“A new campaign hoping to tackle sexual harassment in Mexico has introduced a ‘sexist’ seat on the metro exclusively for men – complete with chest and penis. The seat was created to make men feel as uncomfortable as women on public transport and, judging by the accompanying video, it worked. Men are seen to consciously avoid sitting on the seat, or sitting on it without realising, only for them to quickly jump up and move. In front of the seat is a message to men, reading, ‘It’s uncomfortable to sit here, but it doesn’t compare with the sexual violence that women suffer in their everyday lives.’ The anti-harassment message has since gone viral, with the hashtag #NoEsDeHombres.”

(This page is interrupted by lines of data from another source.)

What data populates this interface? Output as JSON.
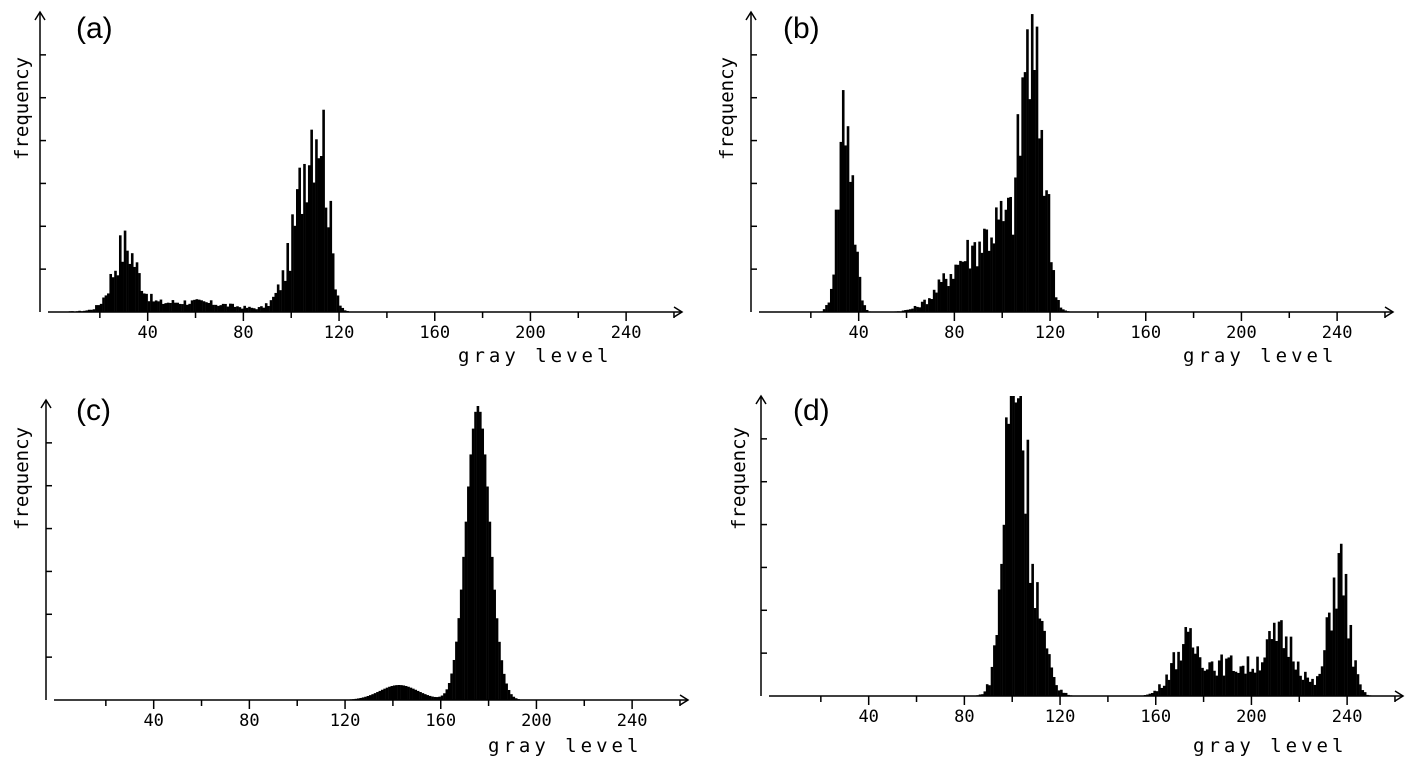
{
  "chart_data": [
    {
      "type": "bar",
      "panel_label": "(a)",
      "xlabel": "gray level",
      "ylabel": "frequency",
      "xticks": [
        40,
        80,
        120,
        160,
        200,
        240
      ],
      "xlim": [
        0,
        255
      ],
      "ylim": [
        0,
        1
      ],
      "peaks": [
        {
          "center": 30,
          "height": 0.24,
          "width": 5
        },
        {
          "center": 55,
          "height": 0.04,
          "width": 20
        },
        {
          "center": 108,
          "height": 0.47,
          "width": 4
        },
        {
          "center": 113,
          "height": 0.4,
          "width": 3
        },
        {
          "center": 103,
          "height": 0.25,
          "width": 6
        }
      ],
      "spiky": true
    },
    {
      "type": "bar",
      "panel_label": "(b)",
      "xlabel": "gray level",
      "ylabel": "frequency",
      "xticks": [
        40,
        80,
        120,
        160,
        200,
        240
      ],
      "xlim": [
        0,
        255
      ],
      "ylim": [
        0,
        1
      ],
      "peaks": [
        {
          "center": 34,
          "height": 0.82,
          "width": 3
        },
        {
          "center": 85,
          "height": 0.2,
          "width": 10
        },
        {
          "center": 102,
          "height": 0.3,
          "width": 8
        },
        {
          "center": 110,
          "height": 0.75,
          "width": 3
        },
        {
          "center": 116,
          "height": 0.55,
          "width": 3
        }
      ],
      "spiky": true
    },
    {
      "type": "bar",
      "panel_label": "(c)",
      "xlabel": "gray level",
      "ylabel": "frequency",
      "xticks": [
        40,
        80,
        120,
        160,
        200,
        240
      ],
      "xlim": [
        0,
        255
      ],
      "ylim": [
        0,
        1
      ],
      "peaks": [
        {
          "center": 142,
          "height": 0.05,
          "width": 8
        },
        {
          "center": 175,
          "height": 0.98,
          "width": 5
        }
      ],
      "spiky": false
    },
    {
      "type": "bar",
      "panel_label": "(d)",
      "xlabel": "gray level",
      "ylabel": "frequency",
      "xticks": [
        40,
        80,
        120,
        160,
        200,
        240
      ],
      "xlim": [
        0,
        255
      ],
      "ylim": [
        0,
        1
      ],
      "peaks": [
        {
          "center": 100,
          "height": 0.95,
          "width": 4
        },
        {
          "center": 105,
          "height": 0.5,
          "width": 6
        },
        {
          "center": 172,
          "height": 0.18,
          "width": 6
        },
        {
          "center": 190,
          "height": 0.12,
          "width": 10
        },
        {
          "center": 212,
          "height": 0.22,
          "width": 7
        },
        {
          "center": 236,
          "height": 0.5,
          "width": 4
        }
      ],
      "spiky": true
    }
  ]
}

I was in Mexico City a few weeks ago for the UN Women Safe Cities Global Leaders’ Forum and we heard from many Mexico City leaders, including the mayor, about their efforts to make public places safer for women. What struck me was that nearly every effort they discussed, such as women-only transit options and the distribution of thousands of whistles, put the onus on women to try to stay safe. What I appreciate about the “sexist” seat is that the message is directed at men. While no, the seat by itself is not enough to change the cultural norms that allow sexual harassment to occur, I think it is an example of a unique and attention-grabbing way to start discussions with men about sexual harassment in public spaces and why men must help stop it.
That said, would-be harassers are not the only ones who ride the subway and consideration should be made for survivors of sexual assault and others who could be upset by it.